REPUBLIKA.CO.ID, YANGON -- Pemimpin junta Myanmar Min Aung Hlaing menegaskan kembali janjinya pada Sabtu (27/3) untuk mengadakan pemilihan umum setelah kudeta bulan lalu. Ia juga mengatakan bahwa tindakan kekerasan tidak pantas, pada saat tentara secara paksa menekan protes terhadap pengambilalihan kekuasaan itu.
Berbicara pada parade tahunan Hari Angkatan Bersenjata, dia menyambut kehadiran pasukan Rusia dan mengatakan Rusia adalah teman sejati.

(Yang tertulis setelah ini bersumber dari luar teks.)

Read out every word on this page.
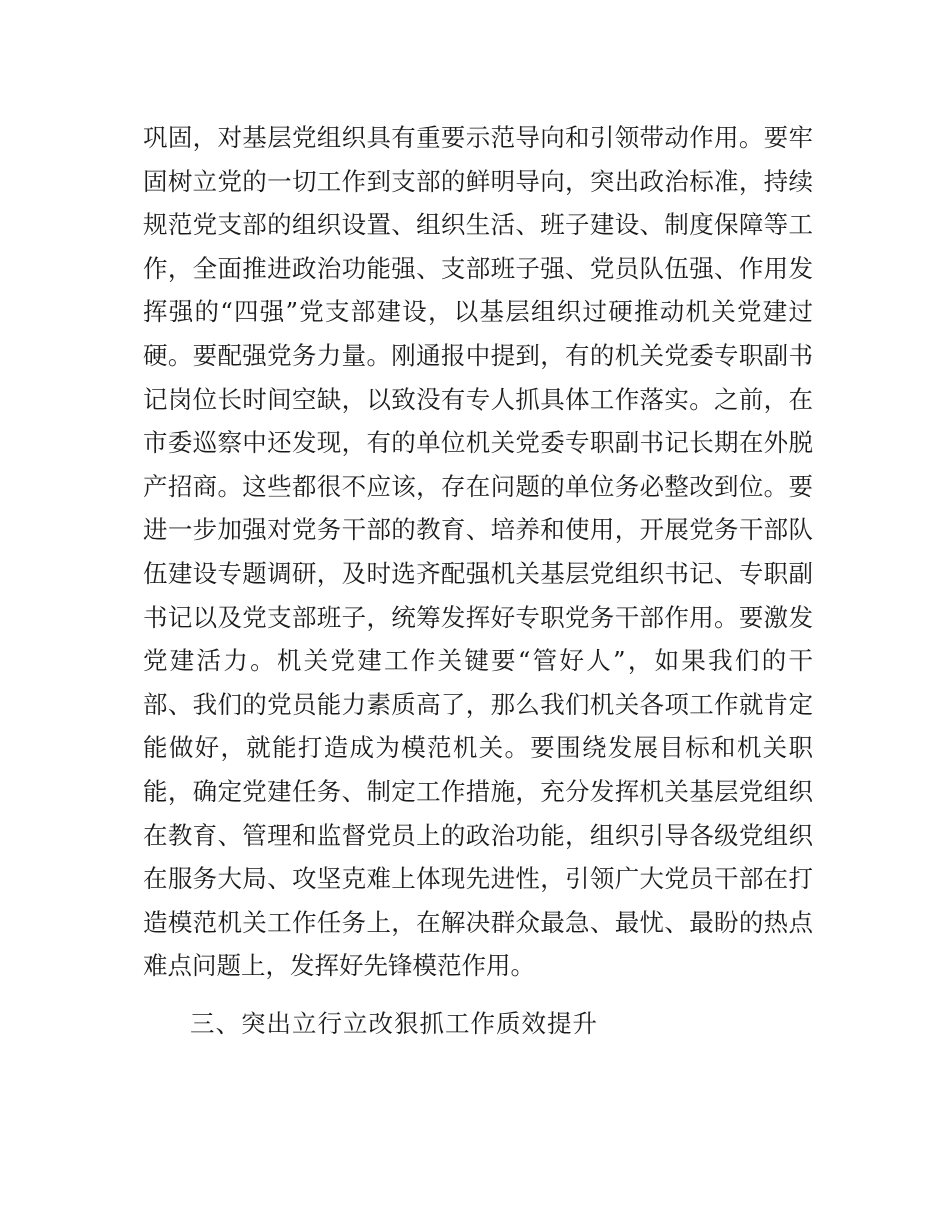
巩固，对基层党组织具有重要示范导向和引领带动作用。要牢
固树立党的一切工作到支部的鲜明导向，突出政治标准，持续
规范党支部的组织设置、组织生活、班子建设、制度保障等工
作，全面推进政治功能强、支部班子强、党员队伍强、作用发
挥强的“四强”党支部建设，以基层组织过硬推动机关党建过
硬。要配强党务力量。刚通报中提到，有的机关党委专职副书
记岗位长时间空缺，以致没有专人抓具体工作落实。之前，在
市委巡察中还发现，有的单位机关党委专职副书记长期在外脱
产招商。这些都很不应该，存在问题的单位务必整改到位。要
进一步加强对党务干部的教育、培养和使用，开展党务干部队
伍建设专题调研，及时选齐配强机关基层党组织书记、专职副
书记以及党支部班子，统筹发挥好专职党务干部作用。要激发
党建活力。机关党建工作关键要“管好人”，如果我们的干
部、我们的党员能力素质高了，那么我们机关各项工作就肯定
能做好，就能打造成为模范机关。要围绕发展目标和机关职
能，确定党建任务、制定工作措施，充分发挥机关基层党组织
在教育、管理和监督党员上的政治功能，组织引导各级党组织
在服务大局、攻坚克难上体现先进性，引领广大党员干部在打
造模范机关工作任务上，在解决群众最急、最忧、最盼的热点
难点问题上，发挥好先锋模范作用。
三、突出立行立改狠抓工作质效提升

Dia mengatakan tentara harus merebut kekuasaan pada 1 Februari karena tindakan melanggar hukum oleh Liga Nasional untuk Demokrasi (NLD) yang digulingkan dari pemimpin yang sekarang ditahan Aung San Suu Kyi.

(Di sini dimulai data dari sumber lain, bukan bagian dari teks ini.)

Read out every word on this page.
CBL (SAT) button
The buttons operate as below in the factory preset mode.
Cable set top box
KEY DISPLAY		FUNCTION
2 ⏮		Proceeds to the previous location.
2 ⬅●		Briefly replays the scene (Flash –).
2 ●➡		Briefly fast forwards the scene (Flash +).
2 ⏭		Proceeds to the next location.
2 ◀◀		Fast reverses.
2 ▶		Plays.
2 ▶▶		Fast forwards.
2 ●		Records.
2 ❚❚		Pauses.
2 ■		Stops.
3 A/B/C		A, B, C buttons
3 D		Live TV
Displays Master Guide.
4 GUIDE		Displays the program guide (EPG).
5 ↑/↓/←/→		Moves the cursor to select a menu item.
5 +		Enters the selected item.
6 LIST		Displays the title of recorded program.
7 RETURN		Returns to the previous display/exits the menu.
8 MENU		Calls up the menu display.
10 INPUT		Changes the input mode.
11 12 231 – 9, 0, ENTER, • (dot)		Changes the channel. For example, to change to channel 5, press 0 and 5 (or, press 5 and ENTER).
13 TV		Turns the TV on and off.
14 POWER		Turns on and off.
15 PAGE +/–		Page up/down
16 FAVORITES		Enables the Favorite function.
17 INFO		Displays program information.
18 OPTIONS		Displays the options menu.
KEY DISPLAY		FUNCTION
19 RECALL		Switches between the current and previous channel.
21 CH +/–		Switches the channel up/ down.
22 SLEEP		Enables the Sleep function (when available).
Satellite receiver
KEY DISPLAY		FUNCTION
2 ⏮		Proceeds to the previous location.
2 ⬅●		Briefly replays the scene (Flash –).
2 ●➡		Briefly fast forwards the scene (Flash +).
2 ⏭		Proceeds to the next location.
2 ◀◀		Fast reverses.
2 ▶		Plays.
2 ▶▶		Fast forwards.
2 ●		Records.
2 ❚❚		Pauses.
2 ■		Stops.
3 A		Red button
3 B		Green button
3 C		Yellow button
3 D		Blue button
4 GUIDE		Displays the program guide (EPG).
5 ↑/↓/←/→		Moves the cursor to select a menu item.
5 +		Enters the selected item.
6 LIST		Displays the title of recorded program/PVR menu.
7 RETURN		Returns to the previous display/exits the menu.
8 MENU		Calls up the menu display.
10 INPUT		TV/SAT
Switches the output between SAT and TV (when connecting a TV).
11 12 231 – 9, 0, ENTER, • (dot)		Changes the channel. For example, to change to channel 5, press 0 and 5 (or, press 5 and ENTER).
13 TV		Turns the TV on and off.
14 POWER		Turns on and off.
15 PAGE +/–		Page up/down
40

Dia menambahkan bahwa beberapa pemimpin partai telah dinyatakan bersalah melakukan korupsi dan tindakan hukum diambil untuk melawan mereka.
Kudeta militer di Myanmar itu mendapat protes dari para pemimpin dunia, Seken PBB Antonio Guterres dan Paus Fransiskus. Presiden AS Joe Biden mengatakan dalam demokrasi, tentara tidak dapat membatalkan pemilu yang sudah disahkan oleh lembaga pemilihan umum.